Immediately after the start of the proceedings, the HCA board of directors dismissed Richard Scott from the board. However, he was compensated in the amount of $ 10 million and left in his ownership shares of the company for $ 300 million. According to Scott himself, the prosecutors never questioned him, because sufficient evidence of his involvement in the case was not found. Nevertheless, Scott admitted that parting with his own company "obviously wasn't easy to get over": "I built it from scratch." During the trial, HCA's board of directors decided to conduct a major reorganization of the company in order to "change its entire culture."

The departure of the main organizer of the fraud from punishment only spurred many heads of medical and insurance institutions to risky financial transactions, and new revelations were not long in coming. Therefore, after Barack Obama came to the White House, the presidential administration announced its intention to completely revise the American medical system. If nothing is changed in it, then in a few years it will simply go bankrupt. According to the calculations of the authorities, by 2017, some funds (for example, intended to pay for services to the elderly) may be empty. Moreover, widespread fraud will also play a role in this.

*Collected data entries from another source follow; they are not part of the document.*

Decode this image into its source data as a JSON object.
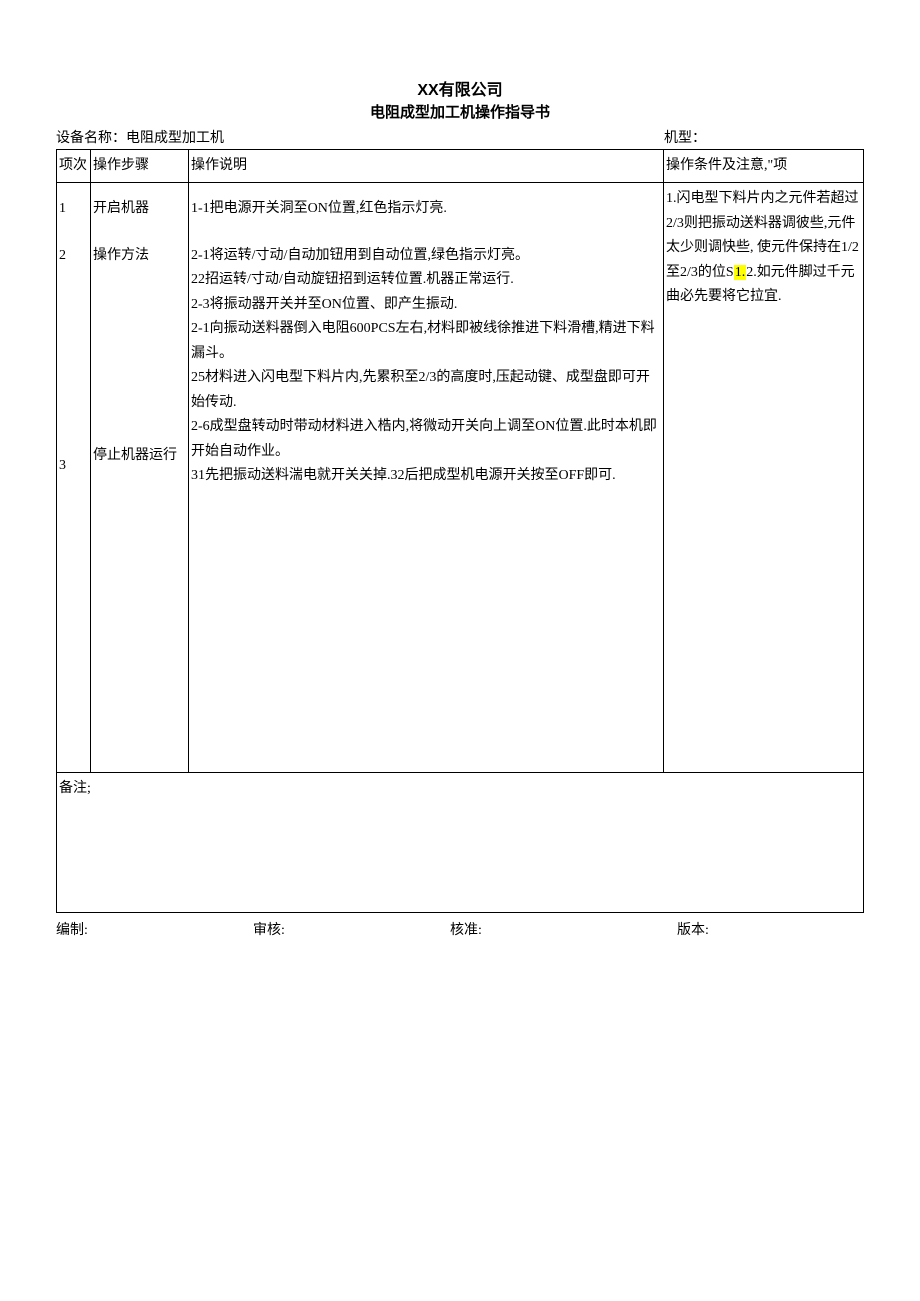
{
  "title": "XX有限公司",
  "subtitle": "电阻成型加工机操作指导书",
  "header": {
    "equip_label": "设备名称：电阻成型加工机",
    "model_label": "机型："
  },
  "columns": {
    "idx": "项次",
    "step": "操作步骤",
    "desc": "操作说明",
    "cond": "操作条件及注意,\"项"
  },
  "rows": [
    {
      "idx": "1",
      "step": "开启机器",
      "desc": "1-1把电源开关洞至ON位置,红色指示灯亮."
    },
    {
      "idx": "2",
      "step": "操作方法",
      "desc": "2-1将运转/寸动/自动加钮用到自动位置,绿色指示灯亮。\n22招运转/寸动/自动旋钮招到运转位置.机器正常运行.\n2-3将振动器开关并至ON位置、即产生振动.\n2-1向振动送料器倒入电阻600PCS左右,材料即被线徐推进下料滑槽,精进下料漏斗。\n25材料进入闪电型下料片内,先累积至2/3的高度时,压起动键、成型盘即可开始传动.\n2-6成型盘转动时带动材料进入梏内,将微动开关向上调至ON位置.此时本机即开始自动作业。"
    },
    {
      "idx": "3",
      "step": "停止机器运行",
      "desc": "31先把振动送料湍电就开关关掉.32后把成型机电源开关按至OFF即可."
    }
  ],
  "conditions": {
    "pre": " 1.闪电型下料片内之元件若超过2/3则把振动送料器调彼些,元件太少则调快些, 使元件保持在1/2至2/3的位S",
    "hl": "1.",
    "post": "2.如元件脚过千元曲必先要将它拉宜."
  },
  "remarks_label": "备注;",
  "footer": {
    "made": "编制:",
    "review": "审核:",
    "approve": "核准:",
    "version": "版本:"
  }
}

At the end of May this year, it became known about the creation in the United States of a special commission to combat offenses in medicine. "When individuals or corporations break the law, we must hold them accountable for it," said U.S. Attorney General Eric Holden. Rough estimates suggest that American medicine loses from $77 billion to $270 billion every year as a result of fraud. This is 3-10% of the total government spending on healthcare, which annually reaches $2.2 trillion. "What we are concerned about now is theft, plain and simple," admitted Health Minister Kathleen Sibelius. Nevertheless, it is hardly possible to track where every dollar of the allocated trillions goes. The bigger the pie, the more willing there will be to share it. And this human trait, as experience shows, is almost untreatable.